I’m specifically speaking of an individual arrested as he was in the process of physically leaving his home, that was being "closed" by the landlord. Thus all of his assets were in the form of hard assets, transportable by a single fellow traveling on a bicycle and thus easily stolen away while he was confined.
I’m reminding the answering public that most banks deal with those in control of a 5.11 trillion dollar illicit drug trade, and a 5.11 trillion dollar illicit sex trade, knowingly or not at upper management levels. But certainly most of those laundering money from this illicit at least believe they have "pull" at some level in said banks; they believe they can control the actions of such banks or would not leave money there. Thus the more honest people do not leave money there, as it only serves to aid dishonest folk hide illicit gains.
These figures are extrapolations of Carter era FBI estimates, the last President we’ve had I’d trust walk my dog, with the sole exception perhaps of President Obama, as I don’t know enough about him one way or another but trust him anyway.

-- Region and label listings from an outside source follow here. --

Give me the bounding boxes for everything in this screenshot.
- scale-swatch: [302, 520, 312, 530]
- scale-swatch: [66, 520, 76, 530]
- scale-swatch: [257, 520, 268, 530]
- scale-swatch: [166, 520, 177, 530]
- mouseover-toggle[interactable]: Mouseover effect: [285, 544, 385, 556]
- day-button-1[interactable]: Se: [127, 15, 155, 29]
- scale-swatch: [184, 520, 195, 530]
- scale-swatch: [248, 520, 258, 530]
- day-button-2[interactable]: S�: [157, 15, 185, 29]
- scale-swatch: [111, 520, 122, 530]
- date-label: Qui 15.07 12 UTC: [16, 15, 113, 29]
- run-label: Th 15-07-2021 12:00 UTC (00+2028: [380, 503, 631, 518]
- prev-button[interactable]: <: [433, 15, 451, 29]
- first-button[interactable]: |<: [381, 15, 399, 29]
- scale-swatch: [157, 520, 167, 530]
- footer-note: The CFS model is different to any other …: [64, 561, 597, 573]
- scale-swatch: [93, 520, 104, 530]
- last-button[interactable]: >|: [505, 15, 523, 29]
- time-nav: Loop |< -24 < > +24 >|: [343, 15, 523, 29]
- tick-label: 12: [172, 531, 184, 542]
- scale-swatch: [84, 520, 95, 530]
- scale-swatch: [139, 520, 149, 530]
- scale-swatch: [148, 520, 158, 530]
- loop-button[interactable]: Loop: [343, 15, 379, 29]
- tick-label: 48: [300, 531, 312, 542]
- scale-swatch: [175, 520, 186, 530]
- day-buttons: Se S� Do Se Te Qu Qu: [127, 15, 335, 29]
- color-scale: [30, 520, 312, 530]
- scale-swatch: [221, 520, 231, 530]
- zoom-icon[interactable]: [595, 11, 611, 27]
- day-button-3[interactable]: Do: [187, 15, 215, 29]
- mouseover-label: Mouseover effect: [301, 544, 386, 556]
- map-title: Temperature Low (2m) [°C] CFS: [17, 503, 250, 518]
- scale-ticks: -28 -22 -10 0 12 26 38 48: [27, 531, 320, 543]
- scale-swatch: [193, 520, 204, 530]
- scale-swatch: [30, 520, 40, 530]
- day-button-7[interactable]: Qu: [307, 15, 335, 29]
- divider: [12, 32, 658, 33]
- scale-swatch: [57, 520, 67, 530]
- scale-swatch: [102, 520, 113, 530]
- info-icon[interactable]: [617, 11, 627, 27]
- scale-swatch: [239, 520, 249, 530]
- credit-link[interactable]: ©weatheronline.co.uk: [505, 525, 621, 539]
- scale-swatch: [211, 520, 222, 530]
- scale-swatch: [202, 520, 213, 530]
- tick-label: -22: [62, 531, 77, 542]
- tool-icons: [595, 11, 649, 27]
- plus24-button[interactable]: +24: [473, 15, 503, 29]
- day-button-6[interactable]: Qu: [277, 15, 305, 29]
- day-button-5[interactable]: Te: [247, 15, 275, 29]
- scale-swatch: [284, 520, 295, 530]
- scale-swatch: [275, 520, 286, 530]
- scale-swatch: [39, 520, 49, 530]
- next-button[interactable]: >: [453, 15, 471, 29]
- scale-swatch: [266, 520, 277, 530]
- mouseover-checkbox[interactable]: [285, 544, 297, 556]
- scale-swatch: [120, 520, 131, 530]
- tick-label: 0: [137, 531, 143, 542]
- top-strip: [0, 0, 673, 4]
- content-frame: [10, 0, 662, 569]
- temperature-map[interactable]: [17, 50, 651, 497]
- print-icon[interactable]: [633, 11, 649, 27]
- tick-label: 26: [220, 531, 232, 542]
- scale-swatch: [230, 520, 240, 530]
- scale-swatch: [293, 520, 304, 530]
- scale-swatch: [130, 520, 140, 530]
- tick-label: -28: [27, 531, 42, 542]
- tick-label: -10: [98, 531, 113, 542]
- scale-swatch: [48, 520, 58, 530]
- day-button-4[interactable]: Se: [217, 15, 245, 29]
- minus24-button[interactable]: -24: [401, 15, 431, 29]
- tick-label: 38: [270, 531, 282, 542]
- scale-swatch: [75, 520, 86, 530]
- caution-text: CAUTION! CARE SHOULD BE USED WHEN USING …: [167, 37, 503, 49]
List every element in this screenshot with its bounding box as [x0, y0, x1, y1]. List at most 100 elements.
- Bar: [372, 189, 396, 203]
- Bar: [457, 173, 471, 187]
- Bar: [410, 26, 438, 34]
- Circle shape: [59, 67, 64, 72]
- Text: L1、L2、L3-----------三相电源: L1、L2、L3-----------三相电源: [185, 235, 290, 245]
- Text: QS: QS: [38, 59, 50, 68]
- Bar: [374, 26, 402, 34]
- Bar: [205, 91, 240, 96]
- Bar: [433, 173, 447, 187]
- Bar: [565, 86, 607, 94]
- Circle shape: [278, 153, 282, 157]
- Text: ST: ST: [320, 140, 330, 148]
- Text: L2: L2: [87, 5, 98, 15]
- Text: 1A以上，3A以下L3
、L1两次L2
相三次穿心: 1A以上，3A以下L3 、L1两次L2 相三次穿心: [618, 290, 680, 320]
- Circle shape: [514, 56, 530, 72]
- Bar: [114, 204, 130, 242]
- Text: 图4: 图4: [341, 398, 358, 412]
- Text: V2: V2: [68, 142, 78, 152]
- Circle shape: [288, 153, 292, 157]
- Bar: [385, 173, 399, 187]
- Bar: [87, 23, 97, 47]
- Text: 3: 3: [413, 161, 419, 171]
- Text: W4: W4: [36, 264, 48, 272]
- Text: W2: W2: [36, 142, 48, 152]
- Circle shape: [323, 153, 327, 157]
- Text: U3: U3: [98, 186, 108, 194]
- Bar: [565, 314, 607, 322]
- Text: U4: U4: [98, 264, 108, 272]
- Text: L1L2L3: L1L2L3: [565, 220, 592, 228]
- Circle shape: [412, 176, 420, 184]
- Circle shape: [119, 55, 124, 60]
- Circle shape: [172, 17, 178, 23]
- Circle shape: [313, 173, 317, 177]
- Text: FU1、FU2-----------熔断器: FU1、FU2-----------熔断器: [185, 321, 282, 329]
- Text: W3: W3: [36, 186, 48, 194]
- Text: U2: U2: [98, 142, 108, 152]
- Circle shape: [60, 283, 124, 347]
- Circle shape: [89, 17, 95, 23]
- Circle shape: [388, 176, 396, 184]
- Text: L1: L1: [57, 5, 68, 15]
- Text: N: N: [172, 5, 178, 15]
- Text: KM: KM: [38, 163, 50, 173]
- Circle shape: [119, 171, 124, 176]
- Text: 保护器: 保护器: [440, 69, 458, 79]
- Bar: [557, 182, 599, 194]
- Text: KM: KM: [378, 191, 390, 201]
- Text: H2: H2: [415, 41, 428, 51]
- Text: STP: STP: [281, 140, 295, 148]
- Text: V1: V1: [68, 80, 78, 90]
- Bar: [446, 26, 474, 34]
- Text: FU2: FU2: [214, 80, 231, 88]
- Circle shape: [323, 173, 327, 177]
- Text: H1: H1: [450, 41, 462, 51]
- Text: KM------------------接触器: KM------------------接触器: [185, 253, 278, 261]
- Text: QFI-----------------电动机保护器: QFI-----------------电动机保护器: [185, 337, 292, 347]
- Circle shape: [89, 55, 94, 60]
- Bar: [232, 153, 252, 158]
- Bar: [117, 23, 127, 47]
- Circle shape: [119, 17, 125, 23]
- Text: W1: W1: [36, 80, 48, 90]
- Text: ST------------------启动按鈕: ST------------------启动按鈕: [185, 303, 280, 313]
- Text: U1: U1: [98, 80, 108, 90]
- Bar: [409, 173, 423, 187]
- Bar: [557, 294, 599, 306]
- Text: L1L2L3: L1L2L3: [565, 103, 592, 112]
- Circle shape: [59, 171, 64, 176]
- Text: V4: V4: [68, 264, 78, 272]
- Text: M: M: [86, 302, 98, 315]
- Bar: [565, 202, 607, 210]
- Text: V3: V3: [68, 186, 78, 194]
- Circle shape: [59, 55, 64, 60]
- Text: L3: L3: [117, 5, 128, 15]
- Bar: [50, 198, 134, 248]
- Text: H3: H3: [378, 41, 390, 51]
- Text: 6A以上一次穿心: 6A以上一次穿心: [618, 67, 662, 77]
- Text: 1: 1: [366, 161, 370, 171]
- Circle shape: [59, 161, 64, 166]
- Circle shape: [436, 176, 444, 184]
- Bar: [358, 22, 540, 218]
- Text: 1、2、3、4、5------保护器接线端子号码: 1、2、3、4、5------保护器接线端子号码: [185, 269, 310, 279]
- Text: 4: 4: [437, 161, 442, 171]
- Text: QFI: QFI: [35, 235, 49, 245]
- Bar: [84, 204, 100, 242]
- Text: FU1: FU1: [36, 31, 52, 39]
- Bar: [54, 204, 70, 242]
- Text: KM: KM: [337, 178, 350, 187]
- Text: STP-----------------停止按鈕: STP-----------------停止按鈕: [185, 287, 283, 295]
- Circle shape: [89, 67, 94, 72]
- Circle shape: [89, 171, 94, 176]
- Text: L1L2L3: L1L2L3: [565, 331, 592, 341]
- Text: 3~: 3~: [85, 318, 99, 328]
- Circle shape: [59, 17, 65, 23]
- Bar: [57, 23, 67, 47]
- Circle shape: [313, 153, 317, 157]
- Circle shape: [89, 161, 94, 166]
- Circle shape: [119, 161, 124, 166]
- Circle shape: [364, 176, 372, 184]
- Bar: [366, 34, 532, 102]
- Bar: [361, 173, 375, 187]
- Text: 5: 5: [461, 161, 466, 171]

The police simply do not secure ones assets, when they confine one. Period. Even or especially when they know you’ve gathered the resources to pay off debts and are traveling to the States that lent your ex money to pay them off, and would then be able to hire attorneys to fight for some degree of civil rights.
Instead they do the best they can not to shoot one outright. Given the pressures the mobs can place on the finger triggers.
Yes, they sometimes fail at this ~ this person has been shot at least three times by the police, four if you count the informant the police let while listening into the wire forcibly participate in a rape against and then shoot ~ but hey, they do try, I guess, especially given this had been a cop himself, once or three times.
But for now, lets only concern ourselves with the ethics of property loss in "mental illness" "observation situations". Where the fellow has committed no crime, but is assumed perhaps with little to no reason other than more than one person’s say so, that he’s "nuts". Cause, I guess, more people from away are crazy than robbed ~ and nobody robs by date rape drug and call to the police to force confinement whilst the victim’s estate is taken.
Most states allow for brief (perhaps 72 hour) confinement upon an allegation before a magistrate or the local community services board that someone is a danger to themselves or others. Generally there is a hearing with a court-appointed attorney pretty quickly. The exact procedures vary from state-to-state.